Когда-то, во времена моего далекого детства, трамвайные поездки были лучшим развлеченьем для меня и для матери. Когда мы еще ехали по городу — обычно не в вагоне, а на площадке, — мать крепко держала меня за руку, а сама, отвернувшись и почти касаясь лбом стекла, что-то шептала про себя, нахмурив брови и едва шевеля губами. Она была молодая, лет на десять моложе отца, и долго держала на него смутную обиду за то, что он привез ее в наш город из Саксонии, где она родилась и выросла. В нашем городе ей не понравилось, она не сошлась с женами немногих отцовских приятелей и чем-то напоминала птицу, попавшую не в свою стаю. Часть обиды матьптица переносила на меня, считая, что я, родившийся уже жителем нашего города, тоже ее противник и союзник отца. Это выражалось в быстрых, искоса сторонних взглядах, в том, что она обычно отмалчивалась при моих детских вопросах и уходила в свой отчужденный шепот. Но, впрочем, я-то не очень замечал это. Все-таки она была моя единственная мать, и мне не с кем было ее сравнивать. А во время трамвайных прогулок было так счастливо припластываться носом к толстому вагонному стеклу, наблюдать знакомые улицы, на которых по мере движения к окраине сады все шире раздвигали дома, редели прохожие и все синее делалось небо. Трамвай добирался до вокзала, где рельсовый круг проходил уже вплотную к полю колосящейся пшеницы. Е опустевшем вагоне кондуктор солидно и важно подсчитывал билеты. Трамвай, заскрежетав, останавливался, все кругом окутывала неожиданная огромная тишина, согретая солнцем, светлая и душистая. Мать, забыв про свои обиды, резкая и быстрая в движениях, радостно подхватывала меня, и мы бежали в поле.
Какие миры рушились с тех пор, какие пропасти разверзались!..
В ту отрезанную эпоху город почти и кончался у вокзала. Дальше шли нивы, перелески, бегущие по холмам, крестьянские дворы с красными крышами, обсаженные ивами пруды, а за Верфелем открывалась светлая долина Рейна.с горами на левом лесистом берегу и доминирующим надо всем краем полуразрушенным замком Карлштейн. Одним словом, то были пейзажи, которые можно увидеть еще на гравюрах старинных немецких мастеров вроде Вольфа Грубера или Альтдорфера и даже на акварелях поздних романтиков XIX века. (Если, конечно, не замечать присущей большинству этих акварелей слащавости). Но теперь местность застроена и удивительным образом в то же ,время полностью опустошена. В тридцатые годы вдоль линии трамвая наставили четырехугольные железобетонные коробки, где должны были жить рабочие заводов «Геринг-Верке». (Сейчас это «Экс»). Часть из них не успели достроить, а часть была разрушена во время войны, и они так и стоят теперь, поднимая к небу гнутые железные прутья с нанизанными на них бесформенными кусками бетона и вызывая мысли о внутренностях огромных, в клочья разорванных животных.

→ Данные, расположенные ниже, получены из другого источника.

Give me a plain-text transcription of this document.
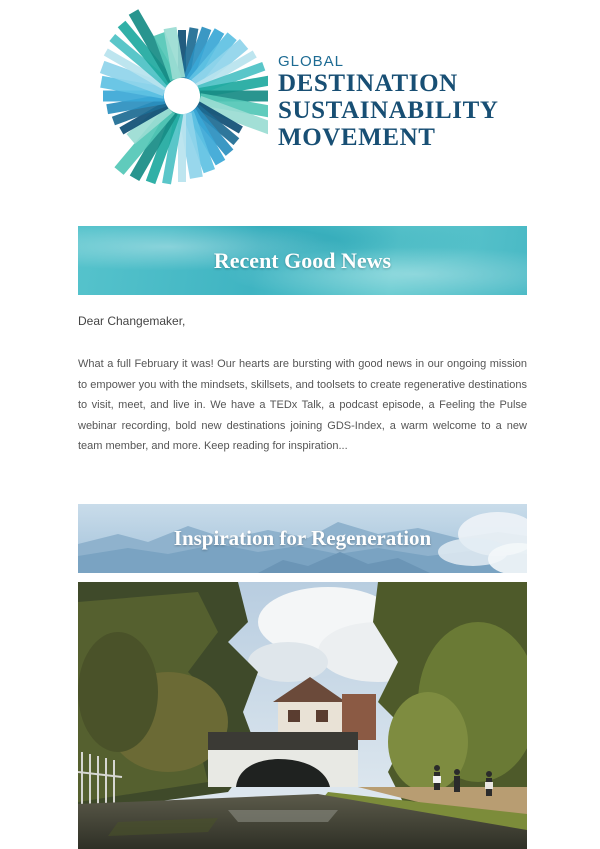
GLOBAL
DESTINATION
SUSTAINABILITY
MOVEMENT
Recent Good News
Dear Changemaker,

What a full February it was! Our hearts are bursting with good news in our ongoing mission to empower you with the mindsets, skillsets, and toolsets to create regenerative destinations to visit, meet, and live in. We have a TEDx Talk, a podcast episode, a Feeling the Pulse webinar recording, bold new destinations joining GDS-Index, a warm welcome to a new team member, and more. Keep reading for inspiration...

Inspiration for Regeneration
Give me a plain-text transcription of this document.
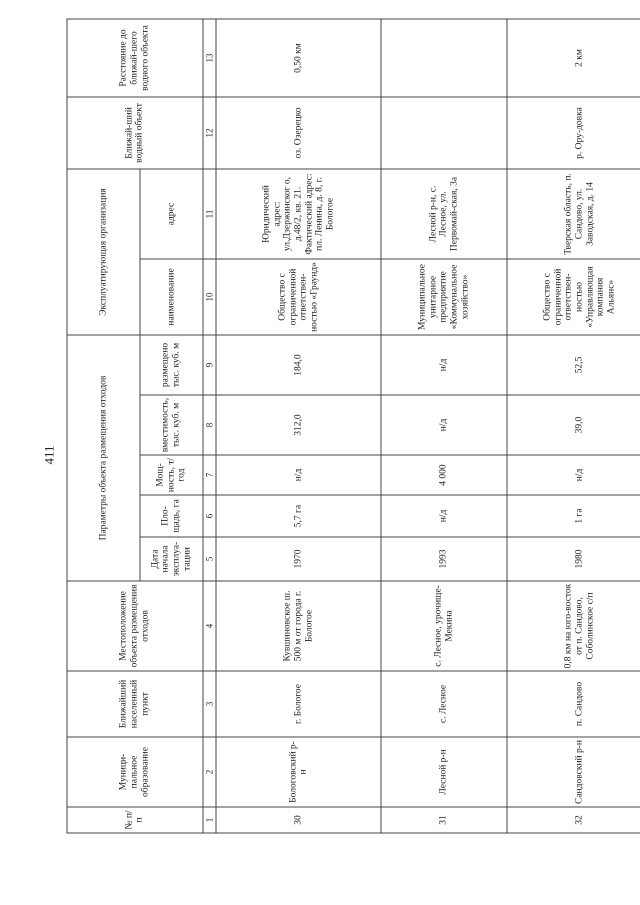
411
№ п/п	Муници-пальное образование	Ближайший населенный пункт	Местоположение объекта размещения отходов	Параметры объекта размещения отходов					Эксплуатирующая организация		Ближай-ший водный объект	Расстояние до ближай-шего водного объекта
				Дата начала эксплуа-тации	Пло-щадь, га	Мощ-ность, т/год	вместимость, тыс. куб. м	размещено тыс. куб. м	наименование	адрес		
1	2	3	4	5	6	7	8	9	10	11	12	13
30	Бологовский р-н	г. Бологое	Кувшиновское ш. 500 м от города г. Бологое	1970	5,7 га	н/д	312,0	184,0	Общество с ограниченной ответствен-ностью «Граунд»	Юридический адрес: ул.Дзержинског о, д.48/2, кв. 21. Фактический адрес: пл. Ленина, д. 8, г. Бологое	оз. Озерецко	0,50 км
31	Лесной р-н	с. Лесное	с. Лесное, урочище-Мекина	1993	н/д	4 000	н/д	н/д	Муниципальное унитарное предприятие «Коммунальное хозяйство»	Лесной р-н, с. Лесное, ул. Первомай-ская, 3а		
32	Сандовский р-н	п. Сандово	0,8 км на юго-восток от п. Сандово, Соболинское с/п	1980	1 га	н/д	39,0	52,5	Общество с ограниченной ответствен-ностью «Управляющая компания Альянс»	Тверская область, п. Сандово, ул. Заводская, д. 14	р. Ору-довка	2 км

Господин в коричневом пальто сошел у Верфеля, а я доехал до конечной остановки.
Отсюда мне нужно было пройти еще около шести километров лугами к лесу Петервальд. Снег оставался уже только кое-где рыхлыми кучами в канавах, он потемнел и изноздрился. Но все равно было еще холодно. Вечерело. Природа вокруг была по-весеннему неприбранной, косматой, сорной, болезненной.
Шлепая по грязи, я добрел до заброшенной мызы, разбитой прямым попаданием бомбы, потом обошел вдоль канавы большое поле картофеля, обрабатывать которое приезжают откуда-то издалека.
Поворачивая к лесу, я случайно обернулся и увидел сзади, шагах в двадцати, небольшого роста мужчину в черном полупальто.